Git basics

Grzegorz Kowzan

1. Git basics

1.1. Why use version control

  • remember all old versions of code, manuscript, notes
  • annotate changes, same way you annotate work in you lab notebook
  • keep track of code authorship
  • facilitate collaboration
  • work on multiple versions of the same code without getting lost

1.2. What do we want from a version control system?

  • save the current state of a directory structure - a commit
/Users/gkowzan/d/python/packages/kogelnik:
  drwxr-xr-x  3 gkowzan staff   96 2023-06-02 docs
  drwxr-xr-x 24 gkowzan staff  768 2023-06-02 examples
  drwxr-xr-x 22 gkowzan staff  704 2024-11-08 kogelnik
    drwxr-xr-x  7 gkowzan staff  224 2023-06-02 refractivesqlite
    -rw-r--r--  1 gkowzan staff  17K 2022-04-08 MainWindow.py
    -rw-r--r--  1 gkowzan staff  20K 2022-04-08 MainWindow.ui
    -rw-r--r--  1 gkowzan staff  149 2022-04-08 Makefile
    -rw-r--r--  1 gkowzan staff 1,4K 2022-04-08 MatplotlibWidget.py
    -rw-r--r--  1 gkowzan staff 1,3K 2022-04-08 VerticalScrollArea.py
    -rw-r--r--  1 gkowzan staff  20K 2023-11-09 main.py
    -rw-r--r--  1 gkowzan staff  948 2022-04-26 materials.py
    -rw-r--r--  1 gkowzan staff 6,6K 2024-11-08 nlo.py
    -rw-r--r--  1 gkowzan staff  17K 2024-03-12 optics.py
    -rw-r--r--  1 gkowzan staff   22 2022-04-26 __init__.py
  -rw-r--r--  1 gkowzan staff  701 2023-11-09 README.md
  -rw-r--r--  1 gkowzan staff  120 2024-11-08 pyproject.toml
  -rw-r--r--  1 gkowzan staff 1,8K 2024-11-08 requirements.txt
  -rw-r--r--  1 gkowzan staff  875 2024-11-08 setup.cfg 
  • track datetime, author and other metadata, e.g. comments, on the current state of the directory structure - commit metadata
commit 68263f7f39dd7b7611da4beaaaa80aef4039e7d2 (HEAD -> master, lsuu/master)
Author: Grzegorz Kowzan <gkowzan@umk.pl>
Date:   Wed Jan 10 13:22:37 2024 +0100

    fix references to np.complex

 kogelnik/optics.py | 2 +-
 1 file changed, 1 insertion(+), 1 deletion(-)
  • specify parent-child relation between commits, focus only on the changes between them
diff --git a/setup.cfg b/setup.cfg
index 6275d00..e5340f9 100644
--- a/setup.cfg
+++ b/setup.cfg
@@ -24,10 +24,12 @@ install_requires =
     appdirs
     sympy
     PyYAML
+    Cython < 3.0
     xarray
     PyQt5
     sip
     requests
+    attrs

 [options.entry_points]
 console_scripts =
  • split development into independent tracks and provide ways to merge them
 *   fe73c2a Merge remote-tracking branch 'allisonlab/master'
 |\
 | * a56bf72 Add README.md
 * | 5ef9fd7 fixed setup.py
 |/
 * d96eb8d added egg info
 * 4ac0c38 initial commit

1.3. Design of Git

Git saves snapshots of file structure

Git can be used completely locally, you can copy your repository to a remote location and consider it the central repository but you don't have to

Every object git records is checksummed and has a unique id.
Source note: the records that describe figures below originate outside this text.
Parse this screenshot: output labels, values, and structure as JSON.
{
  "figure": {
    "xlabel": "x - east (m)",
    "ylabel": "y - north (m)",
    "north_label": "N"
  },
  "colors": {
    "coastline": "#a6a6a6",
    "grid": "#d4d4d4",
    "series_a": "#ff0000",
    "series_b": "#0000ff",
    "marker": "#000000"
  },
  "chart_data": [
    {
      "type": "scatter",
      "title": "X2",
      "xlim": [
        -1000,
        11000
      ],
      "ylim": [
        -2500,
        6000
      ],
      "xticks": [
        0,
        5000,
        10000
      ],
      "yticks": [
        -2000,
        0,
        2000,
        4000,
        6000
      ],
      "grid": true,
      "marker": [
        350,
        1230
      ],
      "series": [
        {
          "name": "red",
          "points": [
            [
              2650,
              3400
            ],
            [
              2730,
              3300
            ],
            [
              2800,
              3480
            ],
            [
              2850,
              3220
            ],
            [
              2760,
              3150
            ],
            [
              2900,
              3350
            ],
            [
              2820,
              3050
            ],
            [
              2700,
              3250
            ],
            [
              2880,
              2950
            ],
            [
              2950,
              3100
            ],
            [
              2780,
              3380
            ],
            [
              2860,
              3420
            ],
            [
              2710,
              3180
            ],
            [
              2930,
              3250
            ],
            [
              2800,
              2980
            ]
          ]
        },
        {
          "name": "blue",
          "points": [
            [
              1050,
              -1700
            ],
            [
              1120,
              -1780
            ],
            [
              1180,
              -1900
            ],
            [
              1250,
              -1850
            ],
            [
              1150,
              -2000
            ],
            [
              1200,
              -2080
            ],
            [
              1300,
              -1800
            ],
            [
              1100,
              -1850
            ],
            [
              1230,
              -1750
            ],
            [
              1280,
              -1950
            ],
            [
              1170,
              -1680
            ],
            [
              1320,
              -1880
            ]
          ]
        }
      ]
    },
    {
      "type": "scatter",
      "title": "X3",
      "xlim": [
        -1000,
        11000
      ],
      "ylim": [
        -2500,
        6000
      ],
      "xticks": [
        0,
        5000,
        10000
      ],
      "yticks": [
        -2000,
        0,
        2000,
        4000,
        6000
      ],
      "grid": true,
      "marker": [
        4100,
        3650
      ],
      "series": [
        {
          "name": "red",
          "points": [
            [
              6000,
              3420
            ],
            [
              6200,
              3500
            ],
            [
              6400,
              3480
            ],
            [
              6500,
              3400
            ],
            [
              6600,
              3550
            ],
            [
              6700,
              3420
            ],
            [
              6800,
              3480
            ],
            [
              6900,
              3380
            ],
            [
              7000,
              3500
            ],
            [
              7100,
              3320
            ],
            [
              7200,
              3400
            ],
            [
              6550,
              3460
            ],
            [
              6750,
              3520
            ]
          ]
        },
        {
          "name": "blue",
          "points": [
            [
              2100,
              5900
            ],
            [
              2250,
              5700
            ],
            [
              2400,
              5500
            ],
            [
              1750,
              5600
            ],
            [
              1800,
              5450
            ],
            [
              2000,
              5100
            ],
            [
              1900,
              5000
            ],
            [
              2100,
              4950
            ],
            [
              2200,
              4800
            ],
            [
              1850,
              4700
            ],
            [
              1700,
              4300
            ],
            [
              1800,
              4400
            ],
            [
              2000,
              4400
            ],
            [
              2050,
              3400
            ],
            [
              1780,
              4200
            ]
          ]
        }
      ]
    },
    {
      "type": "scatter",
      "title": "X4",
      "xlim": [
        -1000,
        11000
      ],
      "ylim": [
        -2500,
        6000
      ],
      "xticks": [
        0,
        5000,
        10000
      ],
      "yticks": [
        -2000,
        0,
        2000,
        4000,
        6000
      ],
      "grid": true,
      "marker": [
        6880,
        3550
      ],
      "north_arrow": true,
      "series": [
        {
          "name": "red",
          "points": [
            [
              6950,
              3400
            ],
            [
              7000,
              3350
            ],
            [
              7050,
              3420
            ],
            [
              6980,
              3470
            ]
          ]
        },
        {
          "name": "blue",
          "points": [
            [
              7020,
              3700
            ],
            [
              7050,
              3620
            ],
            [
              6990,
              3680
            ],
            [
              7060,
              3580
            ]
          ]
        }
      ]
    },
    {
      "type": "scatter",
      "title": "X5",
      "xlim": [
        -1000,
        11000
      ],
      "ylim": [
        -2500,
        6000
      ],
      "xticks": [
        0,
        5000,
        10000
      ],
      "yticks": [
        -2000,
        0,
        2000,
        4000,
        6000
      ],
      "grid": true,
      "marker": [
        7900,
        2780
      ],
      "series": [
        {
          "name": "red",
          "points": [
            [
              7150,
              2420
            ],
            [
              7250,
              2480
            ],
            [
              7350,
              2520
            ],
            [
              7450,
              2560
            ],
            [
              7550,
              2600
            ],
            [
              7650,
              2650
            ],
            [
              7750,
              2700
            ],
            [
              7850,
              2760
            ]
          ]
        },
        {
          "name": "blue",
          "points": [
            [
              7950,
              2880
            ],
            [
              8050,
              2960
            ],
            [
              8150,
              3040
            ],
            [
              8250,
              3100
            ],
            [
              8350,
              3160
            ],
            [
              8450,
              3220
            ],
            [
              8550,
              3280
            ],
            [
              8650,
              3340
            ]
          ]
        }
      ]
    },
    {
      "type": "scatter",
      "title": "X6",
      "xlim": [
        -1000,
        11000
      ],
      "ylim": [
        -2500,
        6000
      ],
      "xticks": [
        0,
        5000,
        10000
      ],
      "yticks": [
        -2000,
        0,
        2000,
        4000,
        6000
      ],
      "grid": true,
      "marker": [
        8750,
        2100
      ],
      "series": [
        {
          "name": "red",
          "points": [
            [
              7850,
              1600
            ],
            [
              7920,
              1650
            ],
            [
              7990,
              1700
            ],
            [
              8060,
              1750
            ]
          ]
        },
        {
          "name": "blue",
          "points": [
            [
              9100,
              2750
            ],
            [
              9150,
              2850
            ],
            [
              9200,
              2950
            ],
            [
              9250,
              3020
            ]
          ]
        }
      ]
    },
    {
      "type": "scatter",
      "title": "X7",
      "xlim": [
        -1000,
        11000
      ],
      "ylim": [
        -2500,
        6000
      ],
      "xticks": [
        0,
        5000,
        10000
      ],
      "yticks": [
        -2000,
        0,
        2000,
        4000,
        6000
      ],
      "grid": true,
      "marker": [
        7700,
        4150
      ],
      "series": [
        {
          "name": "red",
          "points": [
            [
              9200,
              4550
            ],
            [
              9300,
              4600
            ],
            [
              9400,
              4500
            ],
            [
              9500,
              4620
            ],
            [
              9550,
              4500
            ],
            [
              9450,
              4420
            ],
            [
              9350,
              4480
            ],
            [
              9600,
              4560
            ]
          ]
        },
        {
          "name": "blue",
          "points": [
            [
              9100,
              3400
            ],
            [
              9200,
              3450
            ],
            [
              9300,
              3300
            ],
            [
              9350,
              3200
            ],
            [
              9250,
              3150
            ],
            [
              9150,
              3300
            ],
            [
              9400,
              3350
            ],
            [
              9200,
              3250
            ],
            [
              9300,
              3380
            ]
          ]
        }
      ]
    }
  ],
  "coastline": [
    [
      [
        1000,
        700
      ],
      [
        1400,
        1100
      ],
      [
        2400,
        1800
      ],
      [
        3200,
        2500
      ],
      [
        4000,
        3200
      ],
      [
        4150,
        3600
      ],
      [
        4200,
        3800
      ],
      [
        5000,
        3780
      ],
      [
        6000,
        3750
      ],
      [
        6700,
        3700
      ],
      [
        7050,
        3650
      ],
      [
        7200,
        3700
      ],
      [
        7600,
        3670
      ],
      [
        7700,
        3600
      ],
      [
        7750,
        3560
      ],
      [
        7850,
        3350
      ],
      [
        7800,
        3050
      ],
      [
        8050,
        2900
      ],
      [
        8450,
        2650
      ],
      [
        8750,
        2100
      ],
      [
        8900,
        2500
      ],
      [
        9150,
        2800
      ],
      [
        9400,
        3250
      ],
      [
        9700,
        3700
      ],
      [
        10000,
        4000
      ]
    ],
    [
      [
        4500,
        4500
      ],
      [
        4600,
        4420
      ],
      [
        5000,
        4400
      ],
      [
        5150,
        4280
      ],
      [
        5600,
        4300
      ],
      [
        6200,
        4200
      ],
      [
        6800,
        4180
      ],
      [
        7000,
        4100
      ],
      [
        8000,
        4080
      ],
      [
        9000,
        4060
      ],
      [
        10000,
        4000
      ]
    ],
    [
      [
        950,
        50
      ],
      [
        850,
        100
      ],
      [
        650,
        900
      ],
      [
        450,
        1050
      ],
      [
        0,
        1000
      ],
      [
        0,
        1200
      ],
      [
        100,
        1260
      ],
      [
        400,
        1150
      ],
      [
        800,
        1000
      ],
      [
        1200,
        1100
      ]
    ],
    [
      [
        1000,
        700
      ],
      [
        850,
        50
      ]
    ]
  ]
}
Any data corruption or loss is easily detected.

As long as you commit changes, you will be able to retrieve them later. You have to try to erase any data.

1.4. Three states of Git

  • working directory - current state of files on your disk
  • staging area (index) - a temporary snapshot that may be committed to permanent storage
  • commit history - the snapshots which were committed to permanent storage

1.5. More git details

Git is a content-addressable filesystem, which means that Git is a key-value data store (like Python dictionary), where keys are the SHA hases.

In principle, you can use git as a database and ignore all version control features.

All the data is stored in .git/objects directory.

Store some blob:

find .git/objects
echo 'test content' | git hash-object -w --stdin
find .git/objects -type f
git cat-file -p d670460b4b4aece5915caf5c68d12f560a9fe3e4
echo 'version 1' > test.txt
git hash-object -w test.txt
git cat-file -t 1f7a7a472abf3dd9643fd615f6da379c4acb3e3a

We also have tree objects:

$ git cat-file -p master^{tree}
100644 blob a906cb2a4a904a152e80877d4088654daad0c859      README
100644 blob 8f94139338f9404f26296befa88755fc2598c289      Rakefile
040000 tree 99f1a6d12cb4b6f19c8655fca46c3ecf317074e0      lib

The tree object and each blob has a checksum identifier. This is how git records snapshots of the working tree.

Now we just need commit objects to obtain all core features of git. Commit object contains this information:

  • hash of top-level tree of the commit
  • hash of parent commit (if any)
  • author information
  • commit message

All blobs, trees and commit objects are files in .git/objects directory. Now we have almost all key git repository ingredients.

Git also has references, which are aliases/symbolic names for git commits, so we can use names such as master/main, bugfix, feature instead of 99f1a6d12cb4b6f19c8655fca46c3ecf317074e0.

They are stored in .git/refs/.

There is a special reference called HEAD, which points to another reference, the branch you are currently on.

If it points to a specific commit, then you have a scary sounding detached HEAD, which does not track any branch.

1.6. Installing git

Lab computers already have git installed, you can use it from Anaconda command prompt.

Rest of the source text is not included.